Etrusco Benci


Etrusco Benci was an Italian anti-fascist typographer who fought in the Spanish Civil War and was active in the French and Belgian Resistance.

Life

Republican activist and professional typographer, in 1935 Benci clandestinely emigrated to France. In Nice, where he had found work, he joined the Communist Party and, at the outbreak of the Spanish Civil War, was among the first to rush to the nearby Republic, where he enlisted in the anarchist formations of the POUM. Wounded in Zaragoza and decorated for his bravery, Benci returned to France after Franco's victory. French authorities interned him at Gurs, but he managed to escape from the camp at the beginning of World War II. With the German occupation, Benci participated in the resistance movement alongside French fighters.

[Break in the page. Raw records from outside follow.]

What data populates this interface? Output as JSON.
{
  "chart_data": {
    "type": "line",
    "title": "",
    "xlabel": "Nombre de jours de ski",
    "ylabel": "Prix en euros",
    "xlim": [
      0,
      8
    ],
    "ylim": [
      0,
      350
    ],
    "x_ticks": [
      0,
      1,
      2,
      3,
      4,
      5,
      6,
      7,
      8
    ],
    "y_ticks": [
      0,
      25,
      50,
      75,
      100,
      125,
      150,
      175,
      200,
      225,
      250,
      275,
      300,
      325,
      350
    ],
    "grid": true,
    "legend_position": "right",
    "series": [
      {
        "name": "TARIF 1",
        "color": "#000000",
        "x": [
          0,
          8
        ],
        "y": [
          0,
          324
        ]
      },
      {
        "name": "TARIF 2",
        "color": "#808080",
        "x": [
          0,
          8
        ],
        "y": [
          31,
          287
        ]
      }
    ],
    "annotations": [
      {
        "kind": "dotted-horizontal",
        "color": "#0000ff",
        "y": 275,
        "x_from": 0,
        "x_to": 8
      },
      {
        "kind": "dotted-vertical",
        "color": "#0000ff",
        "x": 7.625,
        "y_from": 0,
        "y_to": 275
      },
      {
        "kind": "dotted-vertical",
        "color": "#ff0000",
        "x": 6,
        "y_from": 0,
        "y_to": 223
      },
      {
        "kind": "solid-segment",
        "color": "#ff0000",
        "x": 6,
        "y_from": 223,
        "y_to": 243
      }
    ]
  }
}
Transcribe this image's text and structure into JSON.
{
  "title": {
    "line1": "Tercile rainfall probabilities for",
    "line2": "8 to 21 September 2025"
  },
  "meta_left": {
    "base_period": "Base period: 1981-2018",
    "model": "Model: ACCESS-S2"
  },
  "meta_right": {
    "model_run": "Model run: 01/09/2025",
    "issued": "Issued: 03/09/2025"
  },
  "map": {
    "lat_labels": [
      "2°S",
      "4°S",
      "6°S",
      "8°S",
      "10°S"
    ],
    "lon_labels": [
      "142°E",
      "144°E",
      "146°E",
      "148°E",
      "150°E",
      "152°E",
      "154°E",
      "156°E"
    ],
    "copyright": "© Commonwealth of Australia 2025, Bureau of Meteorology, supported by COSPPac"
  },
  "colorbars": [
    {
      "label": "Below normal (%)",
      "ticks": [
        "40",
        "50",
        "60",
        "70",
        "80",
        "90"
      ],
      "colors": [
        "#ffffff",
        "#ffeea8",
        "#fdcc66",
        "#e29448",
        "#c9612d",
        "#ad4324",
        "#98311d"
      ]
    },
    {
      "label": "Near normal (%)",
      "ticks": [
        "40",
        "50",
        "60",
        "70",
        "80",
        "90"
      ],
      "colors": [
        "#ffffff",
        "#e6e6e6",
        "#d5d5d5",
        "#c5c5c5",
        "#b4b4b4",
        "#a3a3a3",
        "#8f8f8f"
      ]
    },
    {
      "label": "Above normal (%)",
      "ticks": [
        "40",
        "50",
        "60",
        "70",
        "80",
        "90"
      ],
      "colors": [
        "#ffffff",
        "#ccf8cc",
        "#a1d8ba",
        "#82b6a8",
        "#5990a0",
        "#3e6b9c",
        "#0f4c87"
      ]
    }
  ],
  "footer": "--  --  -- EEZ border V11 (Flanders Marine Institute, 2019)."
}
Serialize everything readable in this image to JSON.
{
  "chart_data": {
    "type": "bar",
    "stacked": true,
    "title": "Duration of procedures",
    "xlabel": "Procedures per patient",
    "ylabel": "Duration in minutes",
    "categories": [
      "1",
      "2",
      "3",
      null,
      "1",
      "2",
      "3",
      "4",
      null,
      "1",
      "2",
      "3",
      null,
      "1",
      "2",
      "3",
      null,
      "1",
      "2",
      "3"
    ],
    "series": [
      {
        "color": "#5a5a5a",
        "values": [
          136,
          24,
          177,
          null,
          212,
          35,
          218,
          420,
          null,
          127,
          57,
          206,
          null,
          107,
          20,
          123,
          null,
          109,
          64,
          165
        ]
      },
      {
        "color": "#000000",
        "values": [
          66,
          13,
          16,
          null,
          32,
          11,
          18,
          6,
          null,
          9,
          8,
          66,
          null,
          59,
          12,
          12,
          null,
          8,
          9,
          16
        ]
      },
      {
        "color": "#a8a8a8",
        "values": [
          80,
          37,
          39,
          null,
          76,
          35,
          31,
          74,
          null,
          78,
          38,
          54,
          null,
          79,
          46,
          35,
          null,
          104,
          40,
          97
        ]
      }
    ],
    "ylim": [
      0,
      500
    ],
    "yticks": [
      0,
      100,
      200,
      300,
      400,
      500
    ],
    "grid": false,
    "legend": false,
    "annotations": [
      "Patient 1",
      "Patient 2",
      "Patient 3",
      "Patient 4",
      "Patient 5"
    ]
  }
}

He then moved to Belgium to continue guerrilla activities against the Germans. Captured by the Nazis along with two hundred other Belgian partisans in February 1943, Benci was executed by firing squad on 12 June 1943.

Commemorations

Etrusco Benci is buried in the Enclosure of the executed, a cemetery for Resistance fallen in Brussels located in the municipality of Schaerbeek. In November 2018, a Stolperstein was placed in his memory at his residence at 10 Rue de la Perle in Molenbeek.
In Grosseto, a square within the city's school district has been dedicated to him. Benci is also remembered together with Albo Bellucci and Giuseppe Scopetani with a plaster bas-relief, created by Tolomeo Faccendi, located in the atrium of the Town Hall.